Investigators are dwarfed by the tangle of cars, concrete and metal at the site of the 35W bridge collapse Sunday morning.
The massive job of removing bridge debris and smashed cars from the site of the collapsed Interstate 35W bridge will begin today, authorities said Sunday, but a final report on the cause of the disaster will take longer than expected -- up to a year and a half -- because of challenges posed by the wreckage and the Mississippi River.
The announcement came as Minnesota Department of Transportation officials said that they had hired a St. Paul contractor for the cleanup, expected to cost up to $15 million.
As thousands surveyed the bridge wreckage Sunday from the reopened Stone Arch Bridge, searchers reported finding no new victims to add to the list of five confirmed dead, and Minneapolis police arrested five people for crossing police lines to take photographs of the collapsed bridge and to collect souvenirs. "We need to send a message," Capt. Mike Martin said.
National Transportation Safety Board investigators have concluded that the collapse Wednesday probably did not begin on the bridge's south end and will begin focusing today on the north side, he said.
The federal investigation is being slowed by the danger the wreckage poses to emergency workers and investigators, said Mark Rosenker, chairman of the NTSB, during a news conference near the disaster site.
The 19 federal investigators assigned to the case are being extremely cautious in their work, he said.
"The collapsed bridge continues to get weaker and weaker the longer it sits there, because the integrity is gone," Rosenker said.
The NTSB has given MnDOT permission to begin removing cars, debris and the superstructure, which will be closely examined to find the exact point where the collapse began, Rosenker said.
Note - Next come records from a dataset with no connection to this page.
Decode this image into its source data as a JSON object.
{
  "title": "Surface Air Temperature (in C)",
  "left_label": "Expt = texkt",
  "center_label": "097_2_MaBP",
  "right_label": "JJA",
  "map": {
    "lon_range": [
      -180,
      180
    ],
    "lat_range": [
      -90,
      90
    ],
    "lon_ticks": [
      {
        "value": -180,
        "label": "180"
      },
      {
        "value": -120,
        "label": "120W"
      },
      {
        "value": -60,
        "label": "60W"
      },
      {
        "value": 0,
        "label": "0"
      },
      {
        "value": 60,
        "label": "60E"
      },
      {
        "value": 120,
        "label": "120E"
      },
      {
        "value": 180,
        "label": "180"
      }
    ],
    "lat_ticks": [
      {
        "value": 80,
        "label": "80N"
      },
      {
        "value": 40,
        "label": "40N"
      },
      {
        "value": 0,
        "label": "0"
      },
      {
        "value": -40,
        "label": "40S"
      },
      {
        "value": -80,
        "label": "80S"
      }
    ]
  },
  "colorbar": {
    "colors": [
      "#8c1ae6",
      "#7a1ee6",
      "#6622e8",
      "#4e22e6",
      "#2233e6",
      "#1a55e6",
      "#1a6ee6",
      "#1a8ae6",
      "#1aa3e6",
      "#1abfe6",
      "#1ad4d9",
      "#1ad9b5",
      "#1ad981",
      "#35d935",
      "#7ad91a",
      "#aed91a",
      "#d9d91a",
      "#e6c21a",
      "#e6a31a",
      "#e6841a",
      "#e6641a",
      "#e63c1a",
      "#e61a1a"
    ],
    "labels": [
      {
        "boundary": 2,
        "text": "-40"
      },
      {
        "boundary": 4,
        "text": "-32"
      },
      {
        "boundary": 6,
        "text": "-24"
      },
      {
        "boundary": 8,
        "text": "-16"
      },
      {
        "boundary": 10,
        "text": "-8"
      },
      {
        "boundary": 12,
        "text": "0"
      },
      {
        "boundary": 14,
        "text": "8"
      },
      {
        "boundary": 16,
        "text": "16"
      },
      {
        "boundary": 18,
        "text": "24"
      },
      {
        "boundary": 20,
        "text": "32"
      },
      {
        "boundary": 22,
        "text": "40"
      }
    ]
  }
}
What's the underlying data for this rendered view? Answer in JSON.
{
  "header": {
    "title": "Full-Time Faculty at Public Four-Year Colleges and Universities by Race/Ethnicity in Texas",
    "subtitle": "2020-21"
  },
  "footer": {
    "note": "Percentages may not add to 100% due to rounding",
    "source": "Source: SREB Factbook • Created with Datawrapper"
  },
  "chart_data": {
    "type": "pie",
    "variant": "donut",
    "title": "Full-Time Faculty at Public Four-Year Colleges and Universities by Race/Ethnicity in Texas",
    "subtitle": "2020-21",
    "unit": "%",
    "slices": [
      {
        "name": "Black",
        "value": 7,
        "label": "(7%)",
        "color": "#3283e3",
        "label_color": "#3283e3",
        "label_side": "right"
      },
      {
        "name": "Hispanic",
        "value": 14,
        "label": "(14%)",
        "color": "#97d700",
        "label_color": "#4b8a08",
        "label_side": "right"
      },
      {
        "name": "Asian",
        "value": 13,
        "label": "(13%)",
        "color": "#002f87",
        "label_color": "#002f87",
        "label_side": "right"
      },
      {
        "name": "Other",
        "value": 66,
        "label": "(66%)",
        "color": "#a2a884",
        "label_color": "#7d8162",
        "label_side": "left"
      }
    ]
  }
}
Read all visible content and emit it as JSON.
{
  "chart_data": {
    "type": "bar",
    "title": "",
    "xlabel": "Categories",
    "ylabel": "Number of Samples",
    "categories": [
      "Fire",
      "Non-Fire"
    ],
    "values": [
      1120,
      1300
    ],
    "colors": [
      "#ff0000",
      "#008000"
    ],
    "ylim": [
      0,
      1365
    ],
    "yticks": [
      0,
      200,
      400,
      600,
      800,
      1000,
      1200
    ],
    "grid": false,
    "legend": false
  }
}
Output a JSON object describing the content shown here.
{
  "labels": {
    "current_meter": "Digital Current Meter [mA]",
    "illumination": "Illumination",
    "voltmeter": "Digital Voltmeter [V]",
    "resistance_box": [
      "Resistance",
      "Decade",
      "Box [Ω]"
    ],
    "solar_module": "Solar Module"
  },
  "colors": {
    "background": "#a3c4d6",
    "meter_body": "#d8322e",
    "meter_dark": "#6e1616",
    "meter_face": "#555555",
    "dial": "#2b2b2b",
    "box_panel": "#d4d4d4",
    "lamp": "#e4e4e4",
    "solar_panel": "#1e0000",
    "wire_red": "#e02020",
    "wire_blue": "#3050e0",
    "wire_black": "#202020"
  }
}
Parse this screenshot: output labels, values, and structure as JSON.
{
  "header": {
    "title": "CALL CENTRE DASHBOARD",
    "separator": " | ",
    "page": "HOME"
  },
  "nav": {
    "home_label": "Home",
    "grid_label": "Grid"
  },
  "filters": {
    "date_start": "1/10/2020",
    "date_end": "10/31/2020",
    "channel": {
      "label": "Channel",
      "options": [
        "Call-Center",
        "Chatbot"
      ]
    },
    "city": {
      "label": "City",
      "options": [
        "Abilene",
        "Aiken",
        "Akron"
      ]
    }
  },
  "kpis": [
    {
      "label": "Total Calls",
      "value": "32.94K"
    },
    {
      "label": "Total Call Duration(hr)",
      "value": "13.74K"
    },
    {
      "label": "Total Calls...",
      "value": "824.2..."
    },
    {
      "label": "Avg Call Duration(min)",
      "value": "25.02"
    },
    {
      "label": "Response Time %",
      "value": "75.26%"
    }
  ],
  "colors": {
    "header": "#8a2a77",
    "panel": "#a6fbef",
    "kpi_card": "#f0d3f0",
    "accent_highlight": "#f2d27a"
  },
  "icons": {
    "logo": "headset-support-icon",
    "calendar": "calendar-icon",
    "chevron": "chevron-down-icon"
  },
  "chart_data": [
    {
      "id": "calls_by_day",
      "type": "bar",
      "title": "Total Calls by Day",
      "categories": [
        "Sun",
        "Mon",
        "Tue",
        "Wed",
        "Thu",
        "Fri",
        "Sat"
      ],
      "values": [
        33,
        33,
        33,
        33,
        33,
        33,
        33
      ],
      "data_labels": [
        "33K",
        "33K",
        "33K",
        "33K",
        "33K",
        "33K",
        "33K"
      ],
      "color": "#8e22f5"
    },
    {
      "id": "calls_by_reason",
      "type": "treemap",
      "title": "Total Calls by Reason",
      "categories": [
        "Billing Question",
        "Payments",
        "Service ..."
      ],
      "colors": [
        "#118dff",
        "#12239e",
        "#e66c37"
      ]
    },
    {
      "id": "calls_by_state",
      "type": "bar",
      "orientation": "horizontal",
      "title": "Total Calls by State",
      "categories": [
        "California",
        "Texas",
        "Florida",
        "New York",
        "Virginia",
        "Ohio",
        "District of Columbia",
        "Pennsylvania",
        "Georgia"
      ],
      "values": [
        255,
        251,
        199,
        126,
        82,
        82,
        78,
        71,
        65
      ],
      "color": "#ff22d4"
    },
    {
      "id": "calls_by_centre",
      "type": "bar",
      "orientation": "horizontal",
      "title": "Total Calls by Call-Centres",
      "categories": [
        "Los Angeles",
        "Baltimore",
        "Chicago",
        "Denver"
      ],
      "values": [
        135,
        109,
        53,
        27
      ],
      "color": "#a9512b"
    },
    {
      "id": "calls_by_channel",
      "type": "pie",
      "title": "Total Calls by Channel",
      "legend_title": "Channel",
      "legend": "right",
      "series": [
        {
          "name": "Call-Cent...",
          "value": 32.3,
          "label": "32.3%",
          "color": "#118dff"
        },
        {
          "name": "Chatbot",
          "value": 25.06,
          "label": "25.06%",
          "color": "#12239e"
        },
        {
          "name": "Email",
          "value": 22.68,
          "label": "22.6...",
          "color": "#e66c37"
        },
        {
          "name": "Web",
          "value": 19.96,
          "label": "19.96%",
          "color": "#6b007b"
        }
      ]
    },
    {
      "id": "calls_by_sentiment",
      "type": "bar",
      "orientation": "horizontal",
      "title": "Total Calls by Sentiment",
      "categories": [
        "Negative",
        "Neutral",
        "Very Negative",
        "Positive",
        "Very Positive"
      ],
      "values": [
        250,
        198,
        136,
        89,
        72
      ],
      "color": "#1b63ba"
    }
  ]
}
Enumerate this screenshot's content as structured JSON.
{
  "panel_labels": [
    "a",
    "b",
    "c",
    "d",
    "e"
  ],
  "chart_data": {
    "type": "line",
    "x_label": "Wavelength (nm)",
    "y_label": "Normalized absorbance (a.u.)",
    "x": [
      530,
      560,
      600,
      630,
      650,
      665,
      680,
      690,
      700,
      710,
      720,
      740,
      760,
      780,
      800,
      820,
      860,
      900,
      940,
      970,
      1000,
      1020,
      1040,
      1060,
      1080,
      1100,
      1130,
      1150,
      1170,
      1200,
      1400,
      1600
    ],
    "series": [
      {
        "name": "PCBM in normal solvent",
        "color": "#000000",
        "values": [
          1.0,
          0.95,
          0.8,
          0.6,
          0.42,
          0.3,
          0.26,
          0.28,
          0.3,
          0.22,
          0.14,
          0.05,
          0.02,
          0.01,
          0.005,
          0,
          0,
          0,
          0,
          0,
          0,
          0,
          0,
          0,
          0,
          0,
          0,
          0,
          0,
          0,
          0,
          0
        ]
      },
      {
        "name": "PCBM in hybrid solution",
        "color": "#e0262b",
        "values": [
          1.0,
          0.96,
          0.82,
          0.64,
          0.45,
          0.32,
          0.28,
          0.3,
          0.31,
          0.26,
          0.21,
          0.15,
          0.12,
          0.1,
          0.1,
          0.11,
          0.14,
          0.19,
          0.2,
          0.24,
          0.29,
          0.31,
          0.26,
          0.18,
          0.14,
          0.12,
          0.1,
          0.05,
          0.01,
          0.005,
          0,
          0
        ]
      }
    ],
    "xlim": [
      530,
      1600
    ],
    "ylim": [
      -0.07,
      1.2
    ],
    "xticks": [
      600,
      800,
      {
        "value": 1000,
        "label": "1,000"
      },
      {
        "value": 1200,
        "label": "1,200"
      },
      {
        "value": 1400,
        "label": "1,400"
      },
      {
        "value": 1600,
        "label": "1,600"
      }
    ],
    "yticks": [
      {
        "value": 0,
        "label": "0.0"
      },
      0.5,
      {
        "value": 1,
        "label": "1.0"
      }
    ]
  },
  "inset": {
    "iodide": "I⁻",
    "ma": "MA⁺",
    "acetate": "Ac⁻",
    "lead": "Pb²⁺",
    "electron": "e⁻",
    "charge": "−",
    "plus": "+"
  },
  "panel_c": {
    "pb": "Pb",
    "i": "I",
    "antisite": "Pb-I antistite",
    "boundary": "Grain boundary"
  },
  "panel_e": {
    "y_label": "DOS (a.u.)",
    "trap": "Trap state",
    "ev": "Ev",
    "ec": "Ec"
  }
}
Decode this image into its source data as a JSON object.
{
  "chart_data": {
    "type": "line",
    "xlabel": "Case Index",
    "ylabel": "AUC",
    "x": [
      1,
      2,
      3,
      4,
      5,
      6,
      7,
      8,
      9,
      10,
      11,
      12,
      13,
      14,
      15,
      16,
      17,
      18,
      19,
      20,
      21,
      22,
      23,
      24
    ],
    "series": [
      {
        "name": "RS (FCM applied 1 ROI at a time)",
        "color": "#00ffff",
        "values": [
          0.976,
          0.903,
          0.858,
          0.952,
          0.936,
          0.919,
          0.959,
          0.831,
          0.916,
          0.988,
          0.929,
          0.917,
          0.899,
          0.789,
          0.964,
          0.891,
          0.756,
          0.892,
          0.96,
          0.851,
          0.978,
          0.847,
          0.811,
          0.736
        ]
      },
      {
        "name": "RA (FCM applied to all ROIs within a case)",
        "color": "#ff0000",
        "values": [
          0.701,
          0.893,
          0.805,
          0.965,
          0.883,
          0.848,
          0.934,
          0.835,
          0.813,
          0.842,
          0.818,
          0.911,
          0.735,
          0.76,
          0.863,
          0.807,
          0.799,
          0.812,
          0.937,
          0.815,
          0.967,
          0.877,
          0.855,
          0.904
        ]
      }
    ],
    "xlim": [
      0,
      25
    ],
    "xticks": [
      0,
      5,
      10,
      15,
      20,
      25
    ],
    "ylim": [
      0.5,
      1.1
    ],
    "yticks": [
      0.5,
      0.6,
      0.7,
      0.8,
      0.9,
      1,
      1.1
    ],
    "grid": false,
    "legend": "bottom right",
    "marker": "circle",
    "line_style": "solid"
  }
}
MnDOT has hired Carl Bolander & Sons Co., of St. Paul, for the cleanup.
"It's going to be a slow, tedious process," said Terry Zoller, MnDOT's project manager for the debris removal. "It's not just a matter of taking pieces out and throwing them on a barge.
"The first priority will be recovery of the dead."
The work could involve dozens of workers and as many as four cranes and two barges, said Mike Koob of Wiss, Janney, Elstner, an Illinois-based forensics firm that is investigating the collapse for MnDOT.
"This is still a recovery effort ... and it will be focused on finding those who are missing," said Bob McFarlin, assistant to MnDOT Commissioner Carol Molnau.
The investigation
NTSB investigators will use a sophisticated computer program, updated by a former University of Minnesota student, to try to figure out how the bridge failed, Rosenker said.
The agency has collected an extraordinary amount of data for its investigation, including weather records dating at least 40 years, as well as preliminary information from the construction company on the materials and equipment that were on the bridge at the time of the collapse.
Photos at the time show a sand pile, a tanker truck and a concrete mixer on the bridge.
Rosenker said the weather data could prove significant because it would indicate possible patterns of the bridge's expansion and contraction history. All of the information, including weights, weather data and construction history, will be run through the model.